Des cinéastes telles que Catherine Corsini figurent bien dans la sélection officielle mais dans des sections non compétitives. Une seule femme a remporté la Palme d'or, la Néo-Zélandaise Jane Campion, en 1993 avec "La leçon de piano".

Depuis l'annonce de la sélection officielle, le mois dernier, cette dernière s'est enrichie de sept films, dont deux réalisés par des femmes - la Britannique Candida Brady et la Bosniaque Aida Begic - mais aucun ne figure dans la compétition arrêtée donc à 22 longs métrages.

LES GRANDS AUTEURS PRÉSENTS EN FORCE

Le président Gilles Jacob avait réaffirmé en avril, lors de la présentation de la sélection, que le Festival restait un événement enraciné dans la passion du cinéma et dans "ceux qui la portent: les grands auteurs".

De grands auteurs, cette 65e édition n'en manque pas. C'est si vrai qu'un réalisateur déjà "palmé", le Thaïlandais Apichatpong Weerasethakul, verra son film projeté "seulement" en "séance spéciale", la compétition comportant déjà quatre de ses pairs venus briguer un second trophée : l'Autrichien Michael Haneke, l'Iranien Abbas Kiarostami, le Britannique Ken Loach et le Roumain Cristian Mungiu.

Si l'on ajoute Jacques Audiard, le Canadien David Cronenberg et le Brésilien Walter Salles, venus souvent traquer une Palme d'or qui pour l'instant leur a toujours échappé, le plateau du 65e Festival semble bien relevé.

La délégation française s'orne en outre de deux personnalités qui chacune passèrent pour des phares en leur temps, Alain Resnais et Leos Carax.
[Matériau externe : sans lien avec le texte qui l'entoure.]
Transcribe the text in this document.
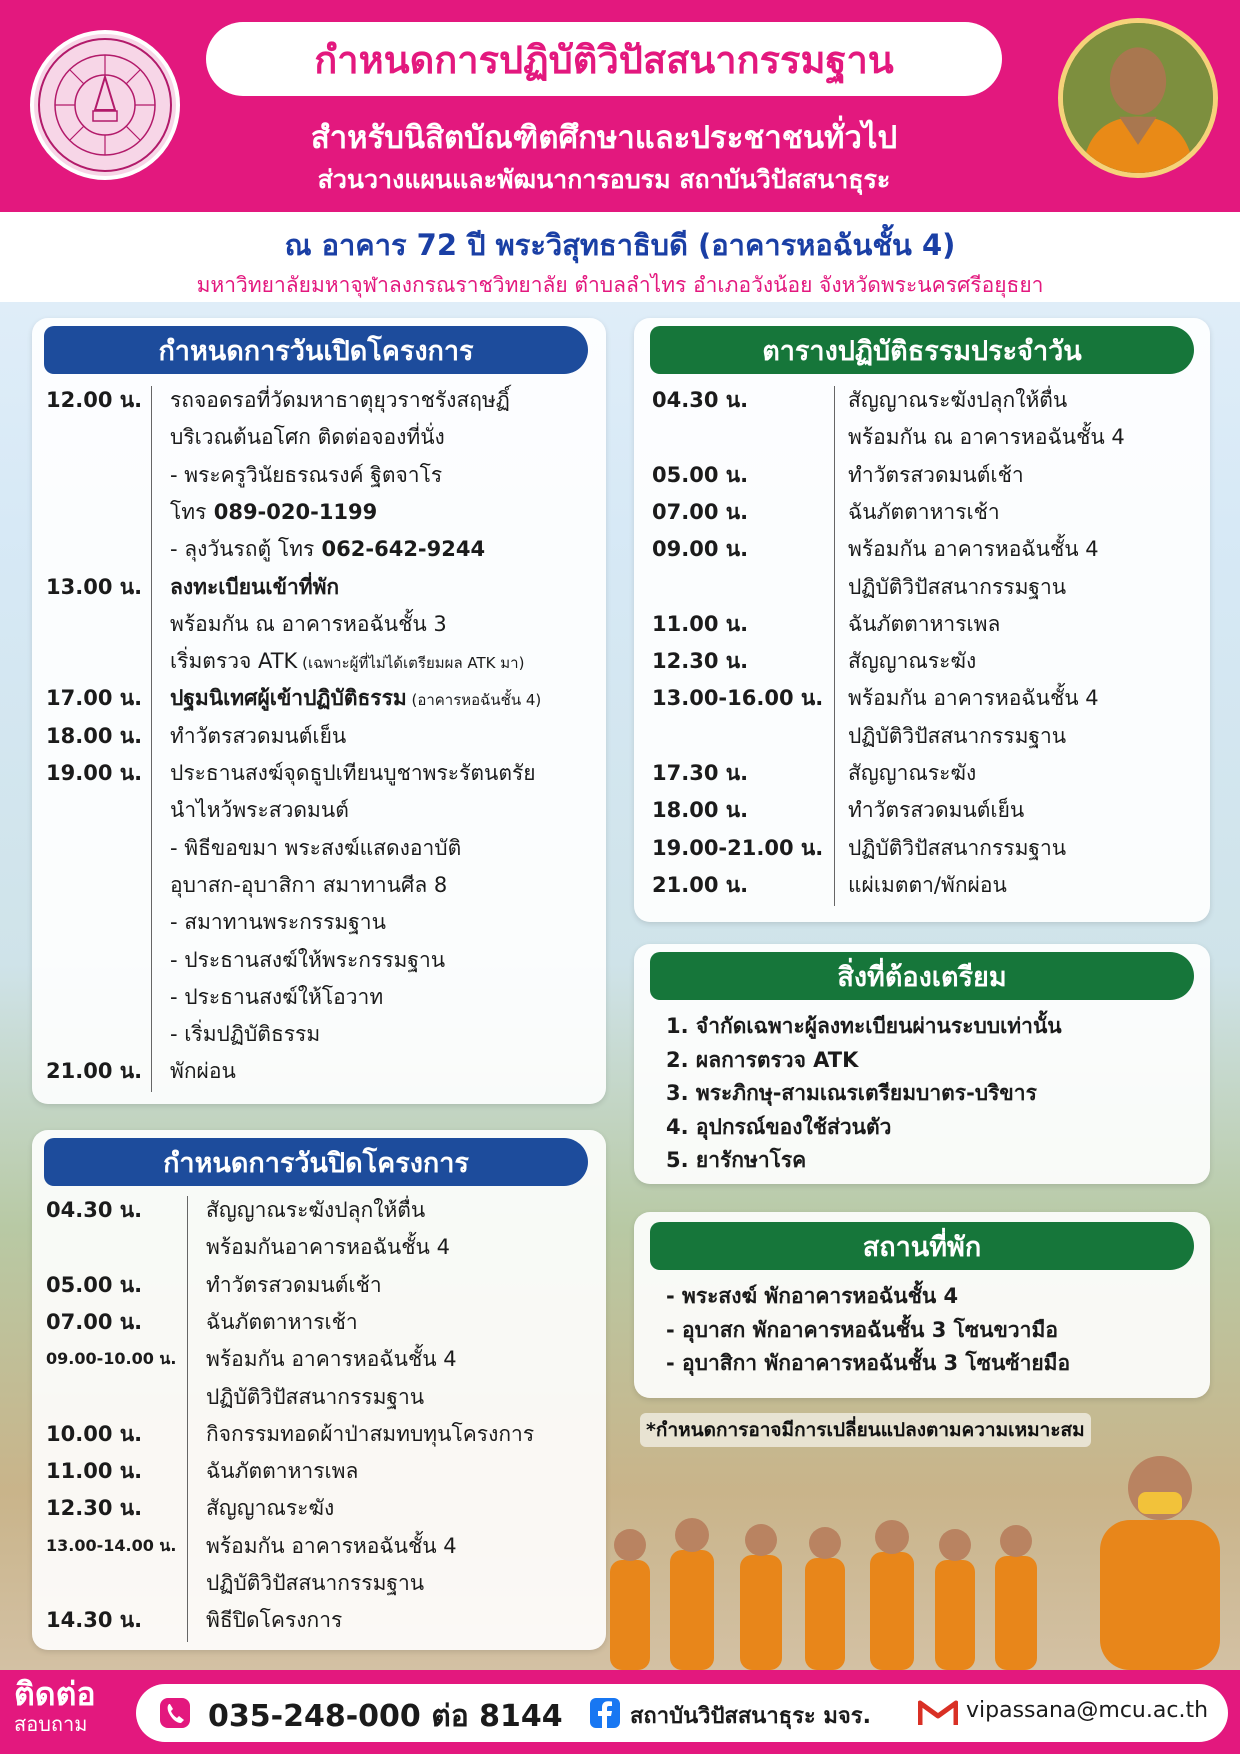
กำหนดการปฏิบัติวิปัสสนากรรมฐาน
สำหรับนิสิตบัณฑิตศึกษาและประชาชนทั่วไป
ส่วนวางแผนและพัฒนาการอบรม สถาบันวิปัสสนาธุระ
ณ อาคาร 72 ปี พระวิสุทธาธิบดี (อาคารหอฉันชั้น 4)
มหาวิทยาลัยมหาจุฬาลงกรณราชวิทยาลัย ตำบลลำไทร อำเภอวังน้อย จังหวัดพระนครศรีอยุธยา
กำหนดการวันเปิดโครงการ
12.00 น. รถจอดรอที่วัดมหาธาตุยุวราชรังสฤษฏิ์
บริเวณต้นอโศก ติดต่อจองที่นั่ง
- พระครูวินัยธรณรงค์ ฐิตจาโร
โทร 089-020-1199
- ลุงวันรถตู้ โทร 062-642-9244
13.00 น. ลงทะเบียนเข้าที่พัก
พร้อมกัน ณ อาคารหอฉันชั้น 3
เริ่มตรวจ ATK (เฉพาะผู้ที่ไม่ได้เตรียมผล ATK มา)
17.00 น. ปฐมนิเทศผู้เข้าปฏิบัติธรรม (อาคารหอฉันชั้น 4)
18.00 น. ทำวัตรสวดมนต์เย็น
19.00 น. ประธานสงฆ์จุดธูปเทียนบูชาพระรัตนตรัย
นำไหว้พระสวดมนต์
- พิธีขอขมา พระสงฆ์แสดงอาบัติ
อุบาสก-อุบาสิกา สมาทานศีล 8
- สมาทานพระกรรมฐาน
- ประธานสงฆ์ให้พระกรรมฐาน
- ประธานสงฆ์ให้โอวาท
- เริ่มปฏิบัติธรรม
21.00 น. พักผ่อน
กำหนดการวันปิดโครงการ
04.30 น.	สัญญาณระฆังปลุกให้ตื่น
พร้อมกันอาคารหอฉันชั้น 4
05.00 น.	ทำวัตรสวดมนต์เช้า
07.00 น.	ฉันภัตตาหารเช้า
09.00-10.00 น. พร้อมกัน อาคารหอฉันชั้น 4
ปฏิบัติวิปัสสนากรรมฐาน
10.00 น.	กิจกรรมทอดผ้าป่าสมทบทุนโครงการ
11.00 น.	ฉันภัตตาหารเพล
12.30 น.	สัญญาณระฆัง
13.00-14.00 น. พร้อมกัน อาคารหอฉันชั้น 4
ปฏิบัติวิปัสสนากรรมฐาน
14.30 น.	พิธีปิดโครงการ
ตารางปฏิบัติธรรมประจำวัน
04.30 น.	สัญญาณระฆังปลุกให้ตื่น
พร้อมกัน ณ อาคารหอฉันชั้น 4
05.00 น.	ทำวัตรสวดมนต์เช้า
07.00 น.	ฉันภัตตาหารเช้า
09.00 น.	พร้อมกัน อาคารหอฉันชั้น 4
ปฏิบัติวิปัสสนากรรมฐาน
11.00 น.	ฉันภัตตาหารเพล
12.30 น.	สัญญาณระฆัง
13.00-16.00 น. พร้อมกัน อาคารหอฉันชั้น 4
ปฏิบัติวิปัสสนากรรมฐาน
17.30 น.	สัญญาณระฆัง
18.00 น.	ทำวัตรสวดมนต์เย็น
19.00-21.00 น. ปฏิบัติวิปัสสนากรรมฐาน
21.00 น.	แผ่เมตตา/พักผ่อน
สิ่งที่ต้องเตรียม
1. จำกัดเฉพาะผู้ลงทะเบียนผ่านระบบเท่านั้น
2. ผลการตรวจ ATK
3. พระภิกษุ-สามเณรเตรียมบาตร-บริขาร
4. อุปกรณ์ของใช้ส่วนตัว
5. ยารักษาโรค
สถานที่พัก
- พระสงฆ์ พักอาคารหอฉันชั้น 4
- อุบาสก พักอาคารหอฉันชั้น 3 โซนขวามือ
- อุบาสิกา พักอาคารหอฉันชั้น 3 โซนซ้ายมือ
*กำหนดการอาจมีการเปลี่ยนแปลงตามความเหมาะสม
ติดต่อ
สอบถาม	035-248-000 ต่อ 8144	สถาบันวิปัสสนาธุระ มจร.	vipassana@mcu.ac.th
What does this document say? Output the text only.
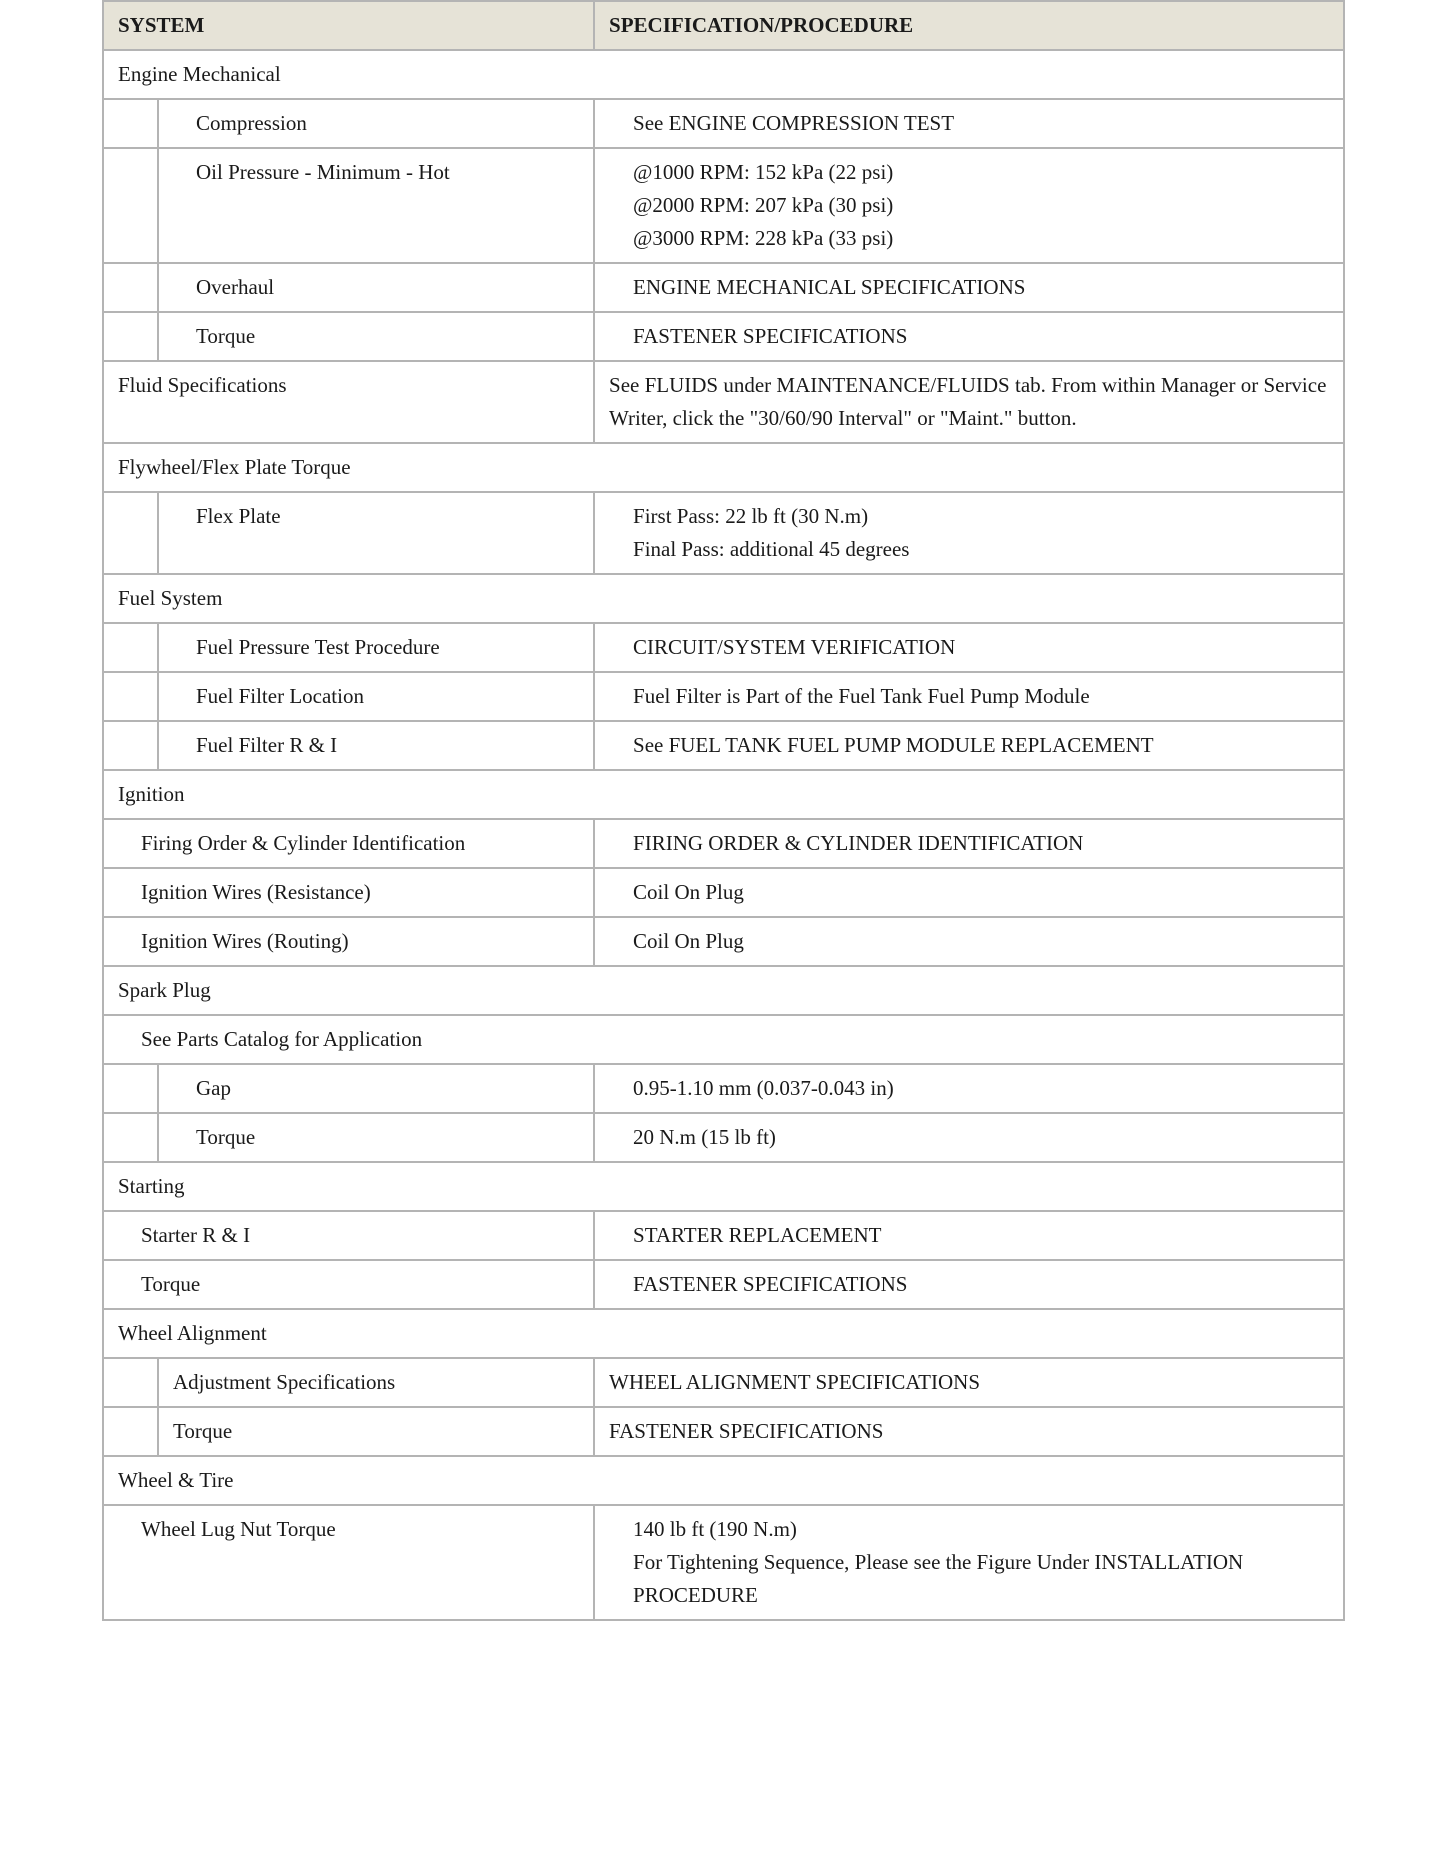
SYSTEM		SPECIFICATION/PROCEDURE
Engine Mechanical		
	Compression	See ENGINE COMPRESSION TEST
	Oil Pressure - Minimum - Hot	@1000 RPM: 152 kPa (22 psi)
@2000 RPM: 207 kPa (30 psi)
@3000 RPM: 228 kPa (33 psi)

	Overhaul	ENGINE MECHANICAL SPECIFICATIONS
	Torque	FASTENER SPECIFICATIONS
Fluid Specifications		See FLUIDS under MAINTENANCE/FLUIDS tab. From within Manager or Service Writer, click the "30/60/90 Interval" or "Maint." button.
Flywheel/Flex Plate Torque		
	Flex Plate	First Pass: 22 lb ft (30 N.m)
Final Pass: additional 45 degrees

Fuel System		
	Fuel Pressure Test Procedure	CIRCUIT/SYSTEM VERIFICATION
	Fuel Filter Location	Fuel Filter is Part of the Fuel Tank Fuel Pump Module
	Fuel Filter R & I	See FUEL TANK FUEL PUMP MODULE REPLACEMENT
Ignition		
Firing Order & Cylinder Identification		FIRING ORDER & CYLINDER IDENTIFICATION
Ignition Wires (Resistance)		Coil On Plug
Ignition Wires (Routing)		Coil On Plug
Spark Plug		
See Parts Catalog for Application		
	Gap	0.95-1.10 mm (0.037-0.043 in)
	Torque	20 N.m (15 lb ft)
Starting		
Starter R & I		STARTER REPLACEMENT
Torque		FASTENER SPECIFICATIONS
Wheel Alignment		
	Adjustment Specifications	WHEEL ALIGNMENT SPECIFICATIONS
	Torque	FASTENER SPECIFICATIONS
Wheel & Tire		
Wheel Lug Nut Torque		140 lb ft (190 N.m)
For Tightening Sequence, Please see the Figure Under INSTALLATION PROCEDURE
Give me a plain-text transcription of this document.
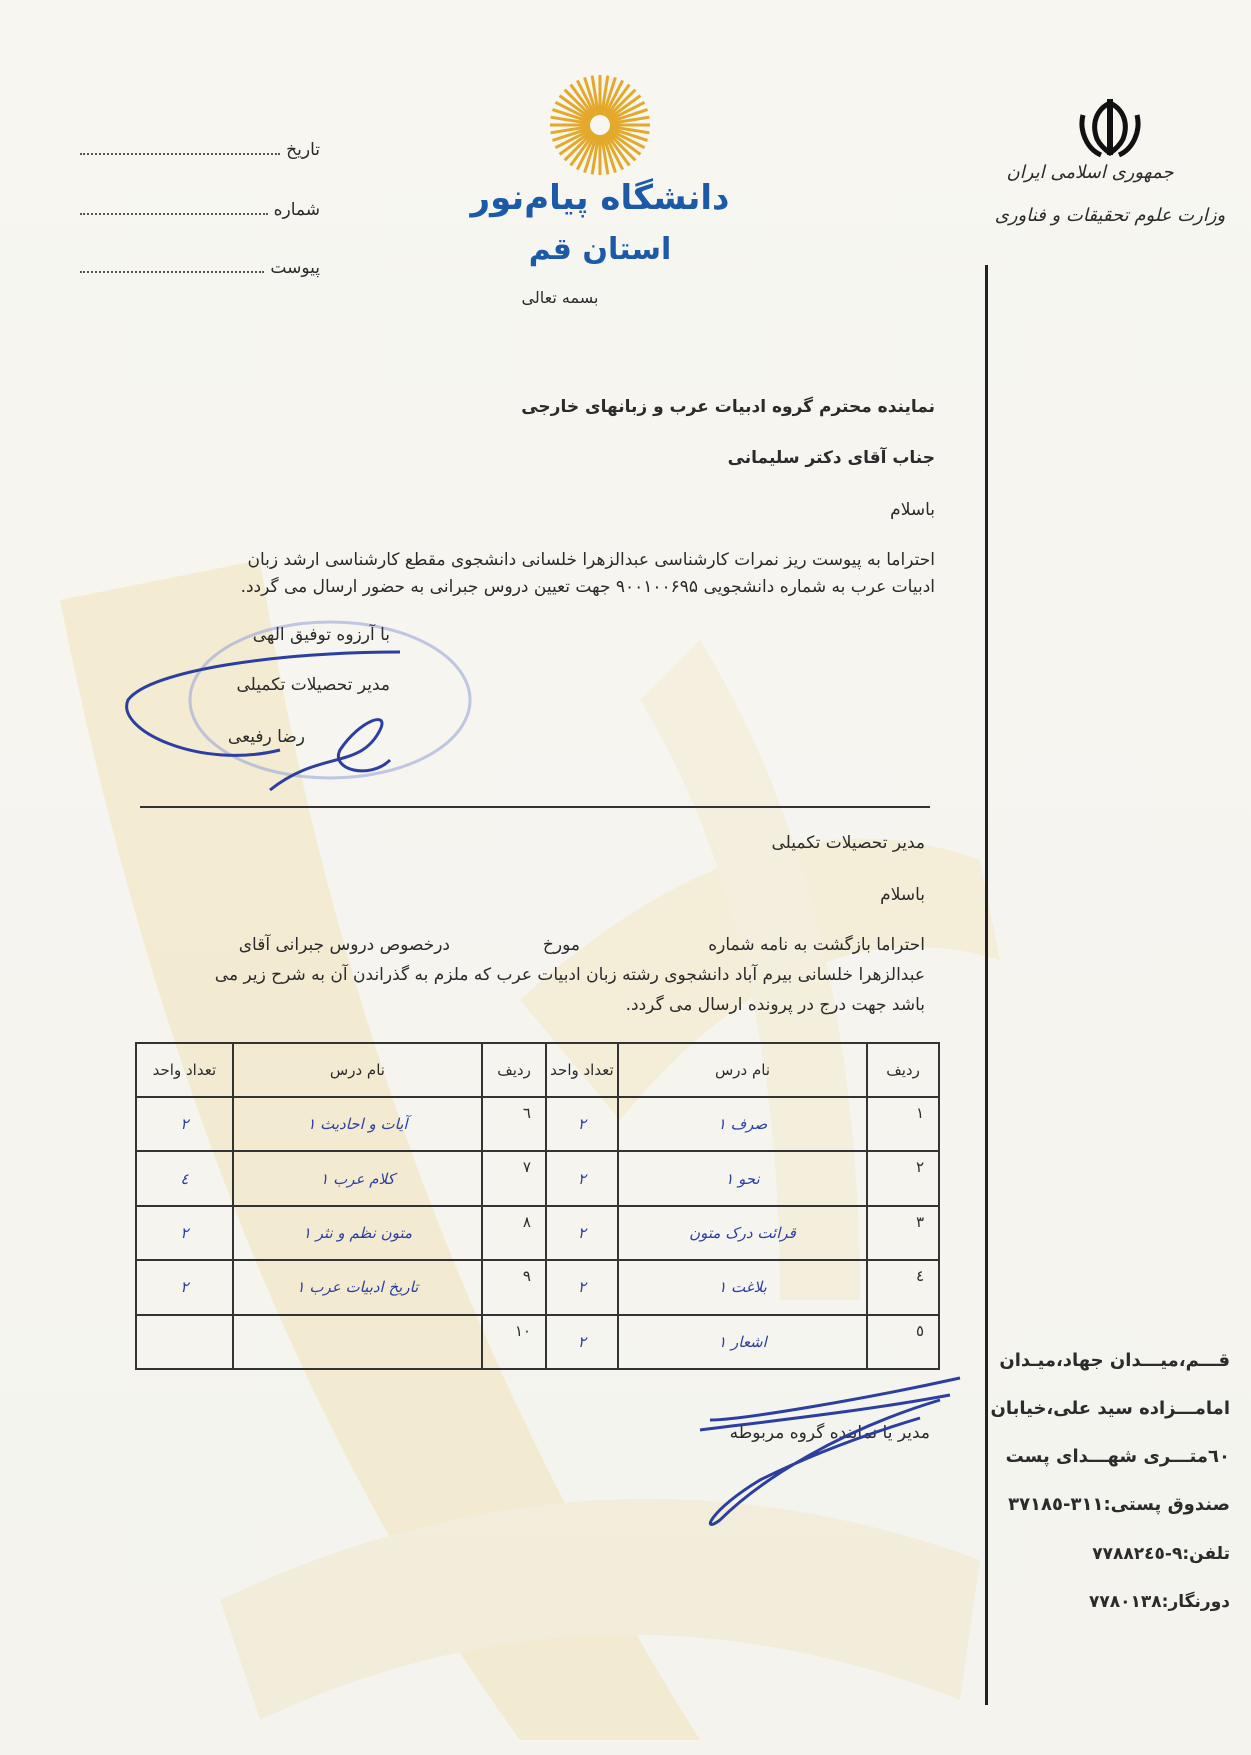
تاریخ
شماره
پیوست
دانشگاه پیام‌نور
استان قم
بسمه تعالی
جمهوری اسلامی ایران
وزارت علوم تحقیقات و فناوری
نماینده محترم گروه ادبیات عرب و زبانهای خارجی
جناب آقای دکتر سلیمانی
باسلام
احتراما به پیوست ریز نمرات کارشناسی عبدالزهرا خلسانی دانشجوی مقطع کارشناسی ارشد زبان
ادبیات عرب به شماره دانشجویی ۹۰۰۱۰۰۶۹۵ جهت تعیین دروس جبرانی به حضور ارسال می گردد.
با آرزوه توفیق الهی
مدیر تحصیلات تکمیلی
رضا رفیعی
مدیر تحصیلات تکمیلی
باسلام
احتراما بازگشت به نامه شماره
مورخ
درخصوص دروس جبرانی آقای
عبدالزهرا خلسانی بیرم آباد دانشجوی رشته زبان ادبیات عرب که ملزم به گذراندن آن به شرح زیر می
باشد جهت درج در پرونده ارسال می گردد.
ردیف	نام درس	تعداد واحد	ردیف	نام درس	تعداد واحد
۱	صرف ۱	۲	٦	آیات و احادیث ۱	۲
۲	نحو ۱	۲	٧	کلام عرب ۱	٤
۳	قرائت درک متون	۲	٨	متون نظم و نثر ۱	۲
٤	بلاغت ۱	۲	٩	تاریخ ادبیات عرب ۱	۲
٥	اشعار ۱	۲	١٠		
مدیر یا نماینده گروه مربوطه
قـــم،میـــدان جهاد،میـدان
امامـــزاده سید علی،خیابان
٦٠متـــری شهـــدای پست
صندوق پستی:٣١١-٣٧١٨٥
تلفن:٩-٧٧٨٨٢٤٥
دورنگار:٧٧٨٠١٣٨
Mais leurs dernières apparitions en compétition - 2009 pour le premier ("Les herbes folles"), 1999 pour le second ("Pola X") - n'ont passionné ni les foules ni le jury. Alain Renais reçut toutefois, en 2009, un "Prix exceptionnel pour l'ensemble de sa carrière et sa contribution à l'histoire du cinéma".

Il reste à voir ce que les Etats-Unis, revenus "relativement en force", comme l'observait le délégué général du festival Thierry Frémaux en avril, auront à offrir après la victoire de Terrence Malick l'an dernier.

Un réalisateur américain, Wes Anderson, inaugure la manifestation mercredi avec "Moonrise Kingdom". Deux autres suivront, Lee Daniels ("The Paperboy") et Jeff Nichols ("Mud"). Andrew Dominik, Néo-Zélandais de naissance, et l'Australien John Hillcoat viendront compléter une offre aux couleurs de la bannière étoilée.

Si l'on ajoute "Cosmopolis", de David Cronenberg, ce sont pas moins de six films sur 22 qui attesteront de la présence forte d'un cinéma plus généralement nord-américain cette année sur la Riviera française.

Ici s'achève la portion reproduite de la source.